Bu da yetmemiş Gezi Parkı eylemleri yaşanmasaydı, Türkiye'nin, Fed'in söz konusu muhtemel politika değişikliği kararından daha az etkileneceğini belirten Şimşek, "Bu dönemde Türkiye'nin 10 yıllık tahvillerinin faizi 124 puan artmış, Meksika'nın 131, Polonya'nın 136, Güney Afrika'nın 141, Endonezya'nın da 166 baz puan artış göstermiş. Bu dönemde Türkiye'nin 5 yıllık CDS'i 67 puan artarken, Çin'de 66, Endonezya'da 78,5, Brezilya'da 85,8 puan artış olmuş. Türk Lirası yüzde 8'in üzerinde değer kaybederken, Güney Afrika parası yüzde 12 civarında, Brezilya'nınki yüzde 12,2 değer kaybetmiş" ifadelerini kullanmış.
Oysa durum Gezi Parkı eylemlerinden bağımsız bir seyir izlemektedir. ABD’nin aldığı “Parasal genişlemeyi durdurma” kararından sonra küresel kapitalizme eklemlenen tüm coğrafyaların ekonomileri gibi Türkiye piyasaları da büyük bir krizin eşiğinde zaten.
Borsa ve altın kafa üstü düşüşe geçti, döviz hızla yükselmeye başladı ve en büyük zararı dış borcu ve cari açığı yüksek olan ülke ekonomileri görecek... Tabii bir de altın ve Türk Lirası yatırımları olan halk...
Ekonomideki pembe bulutlar dağılıp, gittikçe güdük hale gelecek olan inşaat sektörüyle ve Erdoğan'ın “çılgın inşaat projeleriyle” dımdızlak kalmamız kuvvetle muhtemeldir.
Kaldı ki AKP’nin iktidar olduğu 2003-2012 döneminde yılda ortalama 33 milyar dolar cari açık açık verildi.

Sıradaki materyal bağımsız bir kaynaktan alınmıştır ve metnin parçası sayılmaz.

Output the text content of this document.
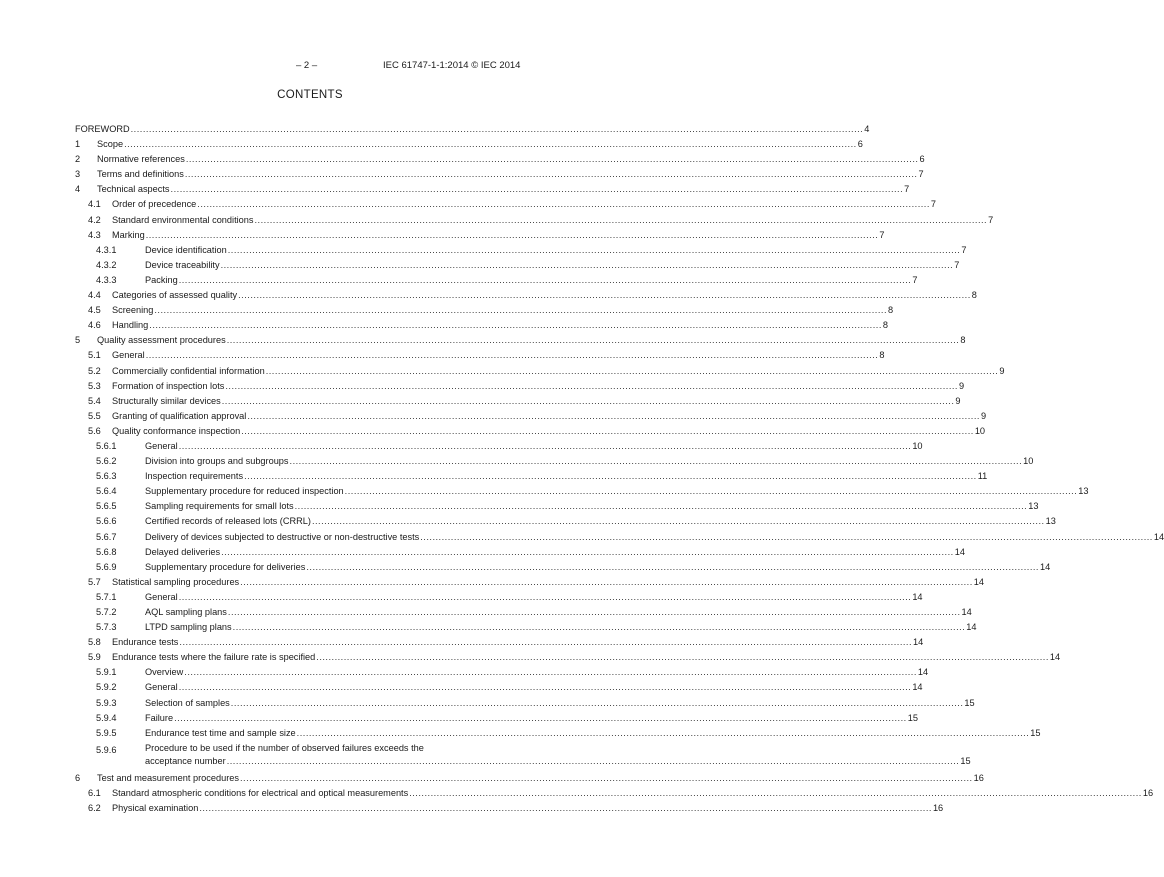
– 2 –	IEC 61747-1-1:2014 © IEC 2014
CONTENTS
FOREWORD .....	4
1	Scope .....	6
2	Normative references .....	6
3	Terms and definitions .....	7
4	Technical aspects .....	7
4.1	Order of precedence .....	7
4.2	Standard environmental conditions .....	7
4.3	Marking .....	7
4.3.1	Device identification .....	7
4.3.2	Device traceability .....	7
4.3.3	Packing .....	7
4.4	Categories of assessed quality .....	8
4.5	Screening .....	8
4.6	Handling .....	8
5	Quality assessment procedures .....	8
5.1	General .....	8
5.2	Commercially confidential information .....	9
5.3	Formation of inspection lots .....	9
5.4	Structurally similar devices .....	9
5.5	Granting of qualification approval .....	9
5.6	Quality conformance inspection .....	10
5.6.1	General .....	10
5.6.2	Division into groups and subgroups .....	10
5.6.3	Inspection requirements .....	11
5.6.4	Supplementary procedure for reduced inspection .....	13
5.6.5	Sampling requirements for small lots .....	13
5.6.6	Certified records of released lots (CRRL) .....	13
5.6.7	Delivery of devices subjected to destructive or non-destructive tests .....	14
5.6.8	Delayed deliveries .....	14
5.6.9	Supplementary procedure for deliveries .....	14
5.7	Statistical sampling procedures .....	14
5.7.1	General .....	14
5.7.2	AQL sampling plans .....	14
5.7.3	LTPD sampling plans .....	14
5.8	Endurance tests .....	14
5.9	Endurance tests where the failure rate is specified .....	14
5.9.1	Overview .....	14
5.9.2	General .....	14
5.9.3	Selection of samples .....	15
5.9.4	Failure .....	15
5.9.5	Endurance test time and sample size .....	15
5.9.6	Procedure to be used if the number of observed failures exceeds the
acceptance number .....	15
6	Test and measurement procedures .....	16
6.1	Standard atmospheric conditions for electrical and optical measurements .....	16
6.2	Physical examination .....	16
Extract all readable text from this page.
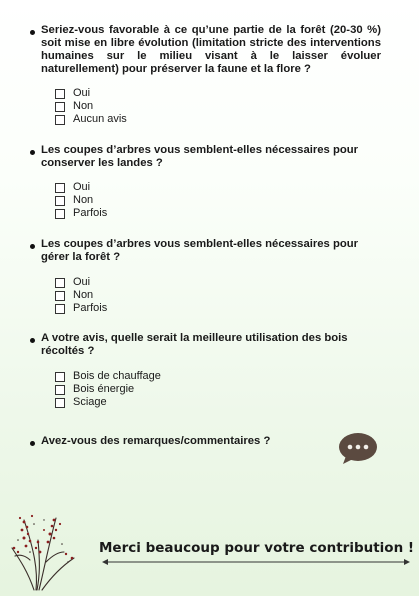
Seriez-vous favorable à ce qu’une partie de la forêt (20-30 %) soit mise en libre évolution (limitation stricte des interventions humaines sur le milieu visant à le laisser évoluer naturellement) pour préserver la faune et la flore ?

Oui
Non
Aucun avis

Les coupes d’arbres vous semblent-elles nécessaires pour conserver les landes ?

Oui
Non
Parfois

Les coupes d’arbres vous semblent-elles nécessaires pour gérer la forêt ?

Oui
Non
Parfois

A votre avis, quelle serait la meilleure utilisation des bois récoltés ?

Bois de chauffage
Bois énergie
Sciage

Avez-vous des remarques/commentaires ?

Merci beaucoup pour votre contribution !
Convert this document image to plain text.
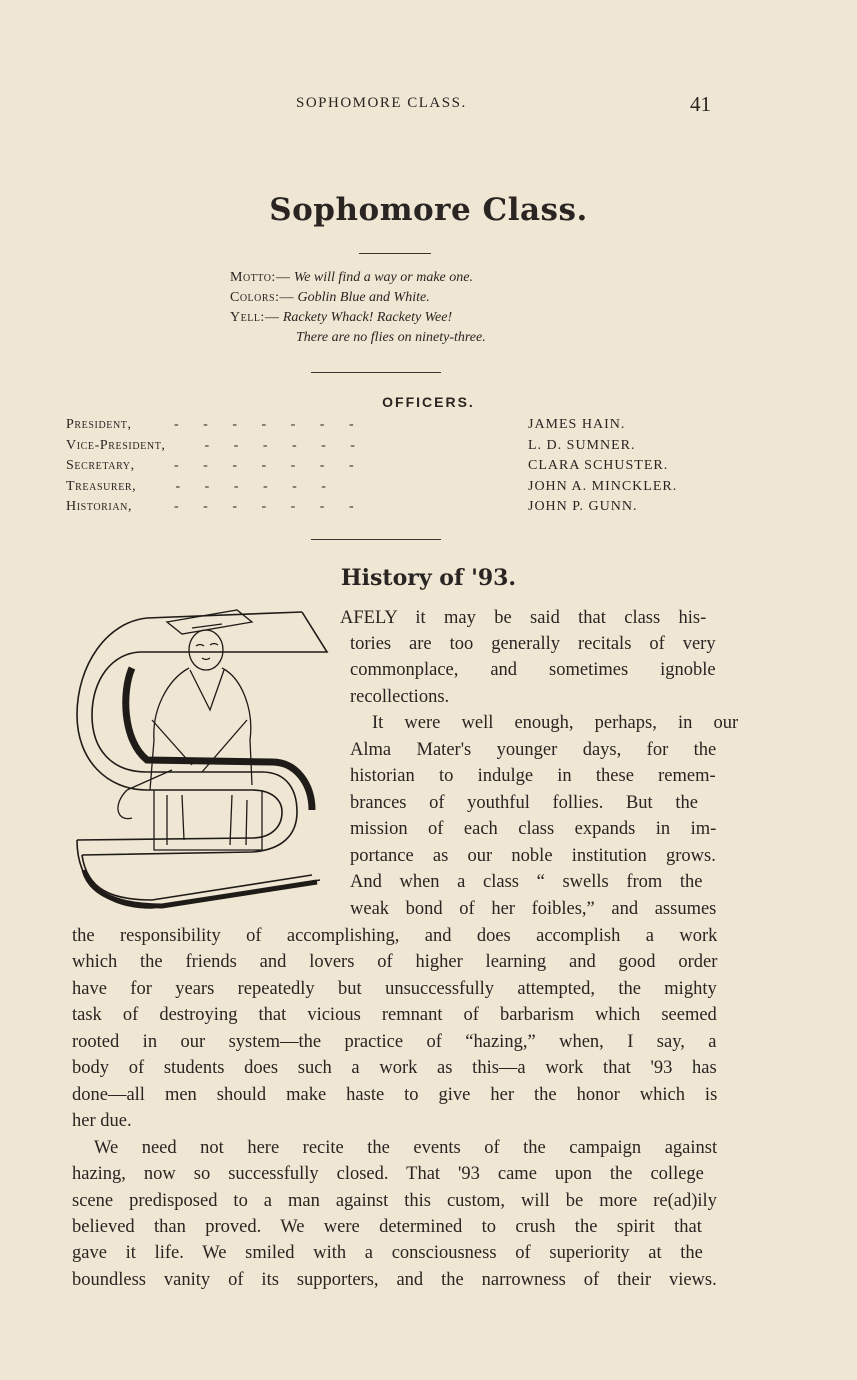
SOPHOMORE CLASS.	41
Sophomore Class.
Motto:— We will find a way or make one.
Colors:— Goblin Blue and White.
Yell:— Rackety Whack! Rackety Wee!
There are no flies on ninety-three.
OFFICERS.
President,	-       -       -       -       -       -       -	JAMES HAIN.
Vice-President, -       -       -       -       -       -	L. D. SUMNER.
Secretary,	-       -       -       -       -       -       -	CLARA SCHUSTER.
Treasurer, -       -       -       -       -       -	JOHN A. MINCKLER.
Historian,	-       -       -       -       -       -       -	JOHN P. GUNN.
History of '93.
S
AFELY it may be said that class his-
tories are too generally recitals of very
commonplace, and sometimes ignoble
recollections.
It were well enough, perhaps, in our
Alma Mater's younger days, for the
historian to indulge in these remem-
brances of youthful follies. But the
mission of each class expands in im-
portance as our noble institution grows.
And when a class “ swells from the
weak bond of her foibles,” and assumes
the responsibility of accomplishing, and does accomplish a work
which the friends and lovers of higher learning and good order
have for years repeatedly but unsuccessfully attempted, the mighty
task of destroying that vicious remnant of barbarism which seemed
rooted in our system—the practice of “hazing,” when, I say, a
body of students does such a work as this—a work that '93 has
done—all men should make haste to give her the honor which is
her due.
We need not here recite the events of the campaign against
hazing, now so successfully closed. That '93 came upon the college
scene predisposed to a man against this custom, will be more re(ad)ily
believed than proved. We were determined to crush the spirit that
gave it life. We smiled with a consciousness of superiority at the
boundless vanity of its supporters, and the narrowness of their views.
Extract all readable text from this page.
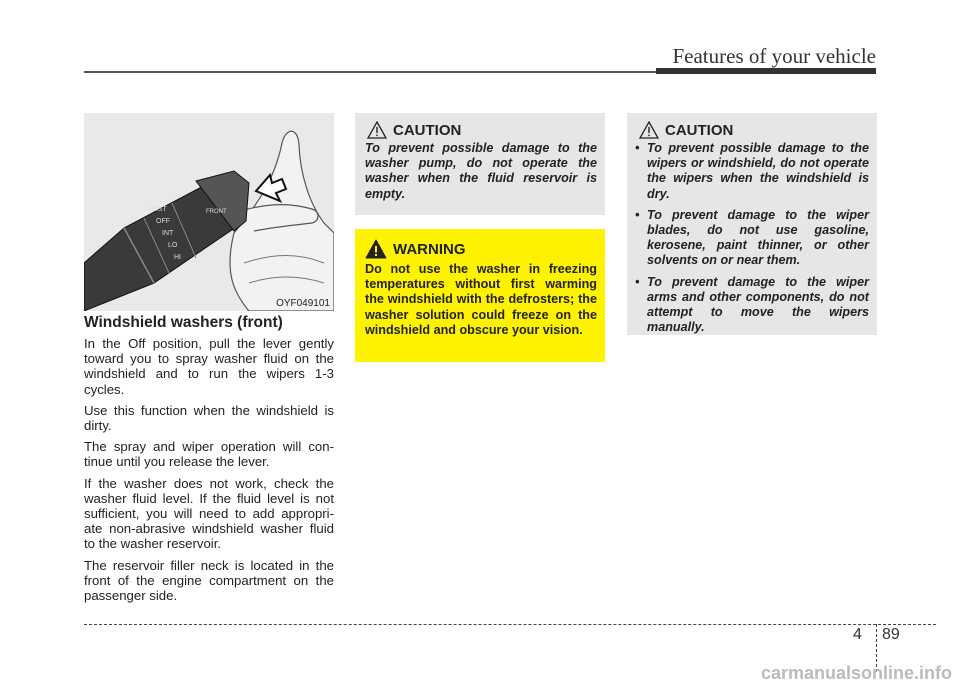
Features of your vehicle
MIST
OFF
INT
LO
HI
FRONT
OYF049101
Windshield washers (front)

In the Off position, pull the lever gently toward you to spray washer fluid on the windshield and to run the wipers 1-3 cycles.

Use this function when the windshield is dirty.

The spray and wiper operation will con-tinue until you release the lever.

If the washer does not work, check the washer fluid level. If the fluid level is not sufficient, you will need to add appropri-ate non-abrasive windshield washer fluid to the washer reservoir.

The reservoir filler neck is located in the front of the engine compartment on the passenger side.

CAUTION
To prevent possible damage to the washer pump, do not operate the washer when the fluid reservoir is empty.
WARNING
Do not use the washer in freezing temperatures without first warming the windshield with the defrosters; the washer solution could freeze on the windshield and obscure your vision.
CAUTION
• To prevent possible damage to the wipers or windshield, do not operate the wipers when the windshield is dry.
• To prevent damage to the wiper blades, do not use gasoline, kerosene, paint thinner, or other solvents on or near them.
• To prevent damage to the wiper arms and other components, do not attempt to move the wipers manually.
4 89
carmanualsonline.info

Açık, başta milli gelirin yüzde 2,5’u iken 2011’de yüzde 10’una yaklaştı ve açığı kapamak için hızla borçlanıldı. Dış borç stoku aynı dönemde yüzde 134 arttı ve 340 milyar dolara çıktı. Kendi tabirleri ile “Faiz Lobisi”nin kucağına oturduklarında, bu dış borçlar alınırken faiz ödeyeceklerini bilmiyorlar mıydı? Ya da aldıkları bu borçları Bank Asya’dan mı aldıklarını sanıyorlardı?
AKP için sonun başlangıcı
Yatıp kalkıp ekonomi balonu uçuranlar henüz fark etmemiş olabilir ancak şu an itibariyle yabancı para borçlarımızı ödemeye yeterli olmayan döviz rezervlerimizin hızla erimesi, aynı zamanda büyük bir ekonomik krizi de kapımıza taşıyabilir. İşte tam da bu nedenle bilinçli bir propaganda kampanyası ile AKP hükümeti sözcüleri, bakanları ve jöle kafalı “gazetecileri” sabah akşam Gezi eylemlerinin dış mihraklar ve faiz lobisinin işi olduğunu sayıklıyor ve kendi politikalarından kaynaklanacak bir ekonomik krizi Gezi bileşeninin ve onları destekleyen “Siyonist sermaye çevrelerinin” üstüne yıkmaya çalışıyorlar. Ama yemezler. On yıllardır ülkeyi yöneten tüm iktidarlar gibi memleketi Sevr paranoyası ile, dahili ve harici mihraklar ile korkutmaya çalışan, kendi yağma düzenlerinin sonucunda meydana gelen tüm ekonomik ve politik krizlerin yükümlülüğünü toplumsal muhalefete ve ezilenlere yıkmaya çalışan Erdoğan ve şürekası için çanlar çalmaya başladı. Sonun başlangıcındayız artık tüm dünya halklarında olduğu gibi Türkiye halklarının uyanışını kimse engelleyemeyecek. Artık cin şişeden çıktı ve korku imparatorluğu yıkılmaya başladı.